Tunisie : Une guerre d’usure, la crise sera renvoyée au parlement !

Publié le Lundi 17 Septembre 2018 à 16:33
Youssef ChahedLa Tunisie vit un état de déliquescence inédit. Plus le temps passe, plus la crise politique s’aggrave ; tiraillements, tensions, querelles…cela vire à la guerre d’usure entre la Kasbah d’un côté, et l’UGTT, Nidaa et Carthage de l’autre, désormais alliés objectifs, face à un mouvement Ennadha toujours du côté de la  stabilité gouvernementale, et d’une organisation patronale, quelque peu soulagée que la nouvelle loi de finances 2019 soit annonciatrice d’une stabilité fiscale.

Vendredi dernier, le chef du gouvernement était on ne peut plus clair. Il a exclu  devant la conférence nationale sur les orientations économiques et sociales du projet de loi de finances 2019, toute intention de renoncer à sa mission, considérant tout changement comme fort nuisible pour le pays. Il s’est également engagé à aller de l’avant sur la voie de la réforme, regrettant que son gouvernement n’ait pas trouvé le soutien requis pour avancer en la matière.
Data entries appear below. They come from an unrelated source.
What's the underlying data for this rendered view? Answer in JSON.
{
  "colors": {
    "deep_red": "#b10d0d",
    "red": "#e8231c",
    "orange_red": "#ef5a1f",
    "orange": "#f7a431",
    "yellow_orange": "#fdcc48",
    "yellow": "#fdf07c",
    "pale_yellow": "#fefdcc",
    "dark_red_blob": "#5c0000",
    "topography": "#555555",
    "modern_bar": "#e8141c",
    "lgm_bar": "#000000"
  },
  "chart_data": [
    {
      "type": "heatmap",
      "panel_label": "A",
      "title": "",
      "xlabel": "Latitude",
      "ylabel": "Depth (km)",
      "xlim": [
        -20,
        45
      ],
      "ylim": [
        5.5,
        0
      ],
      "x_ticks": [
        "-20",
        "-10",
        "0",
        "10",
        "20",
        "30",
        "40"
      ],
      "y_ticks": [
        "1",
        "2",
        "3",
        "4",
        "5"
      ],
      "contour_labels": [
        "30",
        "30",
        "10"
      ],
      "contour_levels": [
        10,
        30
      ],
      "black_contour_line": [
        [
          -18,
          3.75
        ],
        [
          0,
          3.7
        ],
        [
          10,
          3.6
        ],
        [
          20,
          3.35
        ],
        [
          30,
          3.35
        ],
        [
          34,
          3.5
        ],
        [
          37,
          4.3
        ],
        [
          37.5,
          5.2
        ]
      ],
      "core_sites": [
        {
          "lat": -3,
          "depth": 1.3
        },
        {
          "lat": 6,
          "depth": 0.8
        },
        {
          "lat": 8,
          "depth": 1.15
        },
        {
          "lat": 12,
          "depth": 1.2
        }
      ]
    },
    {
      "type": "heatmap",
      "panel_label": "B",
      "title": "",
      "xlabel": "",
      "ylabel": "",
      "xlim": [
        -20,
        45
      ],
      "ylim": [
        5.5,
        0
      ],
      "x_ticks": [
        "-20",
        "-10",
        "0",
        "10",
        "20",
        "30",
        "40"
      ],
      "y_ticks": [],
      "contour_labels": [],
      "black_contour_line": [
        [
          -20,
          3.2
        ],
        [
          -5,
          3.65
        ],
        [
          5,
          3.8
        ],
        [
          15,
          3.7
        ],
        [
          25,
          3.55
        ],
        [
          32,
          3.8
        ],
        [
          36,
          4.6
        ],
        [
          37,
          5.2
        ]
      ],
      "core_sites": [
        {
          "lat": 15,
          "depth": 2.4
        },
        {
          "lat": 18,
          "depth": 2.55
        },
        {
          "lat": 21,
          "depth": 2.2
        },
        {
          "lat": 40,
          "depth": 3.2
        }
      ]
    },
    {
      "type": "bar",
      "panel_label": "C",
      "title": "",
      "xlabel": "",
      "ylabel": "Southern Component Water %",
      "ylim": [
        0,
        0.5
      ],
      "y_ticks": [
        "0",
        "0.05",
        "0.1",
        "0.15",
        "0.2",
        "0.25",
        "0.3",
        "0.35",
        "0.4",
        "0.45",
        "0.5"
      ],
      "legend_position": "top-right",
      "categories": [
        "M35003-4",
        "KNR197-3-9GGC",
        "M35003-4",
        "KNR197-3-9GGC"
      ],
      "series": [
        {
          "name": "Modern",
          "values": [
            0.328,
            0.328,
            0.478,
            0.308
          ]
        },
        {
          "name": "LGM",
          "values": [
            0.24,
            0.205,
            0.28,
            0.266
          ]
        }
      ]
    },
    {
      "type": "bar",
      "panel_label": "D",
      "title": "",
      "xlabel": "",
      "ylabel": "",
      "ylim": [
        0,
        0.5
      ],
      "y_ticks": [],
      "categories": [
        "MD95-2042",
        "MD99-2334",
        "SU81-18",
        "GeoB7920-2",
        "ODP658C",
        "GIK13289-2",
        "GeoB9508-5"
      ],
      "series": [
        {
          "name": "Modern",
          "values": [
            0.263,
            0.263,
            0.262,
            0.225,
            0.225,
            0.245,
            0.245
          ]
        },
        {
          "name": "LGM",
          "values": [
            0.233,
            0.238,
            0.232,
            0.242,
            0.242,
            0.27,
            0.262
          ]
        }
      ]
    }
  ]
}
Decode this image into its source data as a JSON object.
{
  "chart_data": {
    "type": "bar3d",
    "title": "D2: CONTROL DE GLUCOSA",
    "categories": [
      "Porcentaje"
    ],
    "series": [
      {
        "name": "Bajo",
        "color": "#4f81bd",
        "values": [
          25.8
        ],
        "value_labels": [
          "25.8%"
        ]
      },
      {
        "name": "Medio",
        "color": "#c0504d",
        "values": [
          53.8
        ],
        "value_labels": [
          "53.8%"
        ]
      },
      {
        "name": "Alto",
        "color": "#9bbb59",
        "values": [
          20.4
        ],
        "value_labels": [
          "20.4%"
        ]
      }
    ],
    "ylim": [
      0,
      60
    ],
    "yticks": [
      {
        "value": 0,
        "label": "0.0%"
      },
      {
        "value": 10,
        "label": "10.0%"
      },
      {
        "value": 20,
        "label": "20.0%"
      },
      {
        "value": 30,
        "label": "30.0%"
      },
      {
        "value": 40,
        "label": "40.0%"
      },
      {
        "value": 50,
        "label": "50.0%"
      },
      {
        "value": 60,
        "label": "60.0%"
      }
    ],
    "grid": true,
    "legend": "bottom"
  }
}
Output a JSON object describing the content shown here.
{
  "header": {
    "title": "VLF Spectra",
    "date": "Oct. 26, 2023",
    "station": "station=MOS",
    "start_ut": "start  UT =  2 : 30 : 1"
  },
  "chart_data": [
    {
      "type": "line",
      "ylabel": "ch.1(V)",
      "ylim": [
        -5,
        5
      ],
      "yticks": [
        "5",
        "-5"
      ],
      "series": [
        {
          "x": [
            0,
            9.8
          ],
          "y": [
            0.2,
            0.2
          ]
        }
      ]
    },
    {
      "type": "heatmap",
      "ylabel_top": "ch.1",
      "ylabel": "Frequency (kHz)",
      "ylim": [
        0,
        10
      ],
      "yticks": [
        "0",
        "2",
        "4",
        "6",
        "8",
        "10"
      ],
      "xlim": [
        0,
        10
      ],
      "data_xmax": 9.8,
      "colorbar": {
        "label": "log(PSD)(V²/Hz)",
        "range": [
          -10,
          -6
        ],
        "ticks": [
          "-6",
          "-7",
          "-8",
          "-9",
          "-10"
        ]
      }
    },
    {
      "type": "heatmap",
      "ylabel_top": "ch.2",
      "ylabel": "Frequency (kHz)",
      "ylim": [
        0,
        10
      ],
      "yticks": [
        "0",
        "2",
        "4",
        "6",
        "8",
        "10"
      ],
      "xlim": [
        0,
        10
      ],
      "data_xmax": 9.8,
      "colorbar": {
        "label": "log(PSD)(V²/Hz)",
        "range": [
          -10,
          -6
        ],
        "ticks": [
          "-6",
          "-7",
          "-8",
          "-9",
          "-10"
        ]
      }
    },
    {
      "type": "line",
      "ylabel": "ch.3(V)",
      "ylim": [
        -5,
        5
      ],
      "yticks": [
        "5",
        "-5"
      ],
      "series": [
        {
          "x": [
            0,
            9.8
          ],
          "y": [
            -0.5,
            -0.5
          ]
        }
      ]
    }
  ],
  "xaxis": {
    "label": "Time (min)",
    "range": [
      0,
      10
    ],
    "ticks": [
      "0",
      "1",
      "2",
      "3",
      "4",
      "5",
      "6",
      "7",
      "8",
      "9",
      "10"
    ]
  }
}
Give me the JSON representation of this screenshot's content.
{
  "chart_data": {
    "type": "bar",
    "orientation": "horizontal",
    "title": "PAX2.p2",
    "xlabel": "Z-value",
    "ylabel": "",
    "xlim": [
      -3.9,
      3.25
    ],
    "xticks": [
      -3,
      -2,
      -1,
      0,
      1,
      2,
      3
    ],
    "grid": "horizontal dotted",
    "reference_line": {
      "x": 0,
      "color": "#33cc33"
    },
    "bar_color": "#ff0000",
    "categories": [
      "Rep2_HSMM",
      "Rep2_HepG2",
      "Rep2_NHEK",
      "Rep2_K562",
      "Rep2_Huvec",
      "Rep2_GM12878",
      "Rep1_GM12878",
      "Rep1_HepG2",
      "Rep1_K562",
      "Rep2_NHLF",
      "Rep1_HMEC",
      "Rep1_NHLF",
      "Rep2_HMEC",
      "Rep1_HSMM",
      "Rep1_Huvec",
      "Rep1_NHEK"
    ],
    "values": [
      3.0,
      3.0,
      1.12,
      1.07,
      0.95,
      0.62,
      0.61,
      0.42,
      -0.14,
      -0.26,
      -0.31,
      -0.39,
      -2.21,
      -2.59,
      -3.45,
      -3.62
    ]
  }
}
Son engagement et sa résistance n’ont en rien changé, néanmoins, l’adversité qui le vise. Le soir même, son propre parti, Nidaa Tounes, a décidé de geler son adhésion. Le lendemain, le SG de l’UGTT, Nourddine Taboubi, qui multiplie cette dernière période, ainsi que ses lieutenants, les menaces et les fulminations envers le gouvernement, a déclaré au sortir d’une rencontre avec le président de l’ARP, Mohamed Ennaceur, que son organisation n’allait pas rester les bras croisés devant la cherté des prix, et la dégradation du pouvoir d’achat.

Dans le bras de fer qui l’oppose au gouvernement, la centrale syndicale trouve de larges soutiens en milieu politique. Les partis hostiles à Youssef Chahed se servent, sans modération, de la puissante organisation syndicale, dans leur réquisitoire contre la prestation et le bilan de son gouvernement. 

Dans un tel climat délétère, l’engagement du locataire de la Kasbah d’avancer sur les réformes majeures, notamment celles des caisses sociales et des entreprises publiques,  sur lesquelles la centrale syndicale use de son veto, serait difficile à tenir. A moins que la rencontre attendue Chahed/ Taboubi puisse déboucher sur un modus vivendi notamment sur la question des négociations sociales dans le secteur public et la fonction publique, pour que les canaux de dialogue reprennent entre les deux parties sur l’ensemble des points litigieux.

Contrairement à la crispation de ses rapports avec syndicat, les relations du gouvernement avec le patronat semblent être à présent au beau fixe, notamment à la faveur des annonces faites au sujet du projet de loi de finances 2019, qui, a priori, apportent satisfaction à l’organisation patronale. L’UTICA qui réclame un allégement de la pression fiscale sur l’entreprise économique, le financement des petites et moyennes entreprises, la lutte contre le commerce parallèle… trouve un début de réponses positives à ses doléances dans l’ébauche de la novelle loi de finances dévoilée au palais des congrès, qui contrairement aux textes analogues de 2017 et 2018, n’augmentera pas les impôts pour les entreprises, ni pour les particuliers, d’ailleurs.

Côté partis politiques, des appels au dialogue sont lancés ça et là, mais là où en sont les choses, ils sont peu écoutés. Tout porte à croire que la crise politique sera renvoyée au parlement, qui fera sa rentrée dans une quinzaine de jours. D’autant que le paysage parlementaire est en train de se recomposer, pour donner lieu peut-être à de nouvelles oppositions, une majorité remodelée, et d’autres blocs parlementaires qui feront pencher la balance d’un côté, ou de l’autre.

Le parlement qui n’est pas parvenu alors qu’il s’apprête à entamer la dernière et cinquième session de sa législature de parachever l’installation des instances constitutionnelles dont la Cour constitutionnelle, et qui doit pourvoir à la vacance à la tête de l’ISIE, à quelques mois d’échéances électorales décisives qui seront tenues, parole du chef du gouvernement qui s’en est porté garant, dans les délais constitutionnels.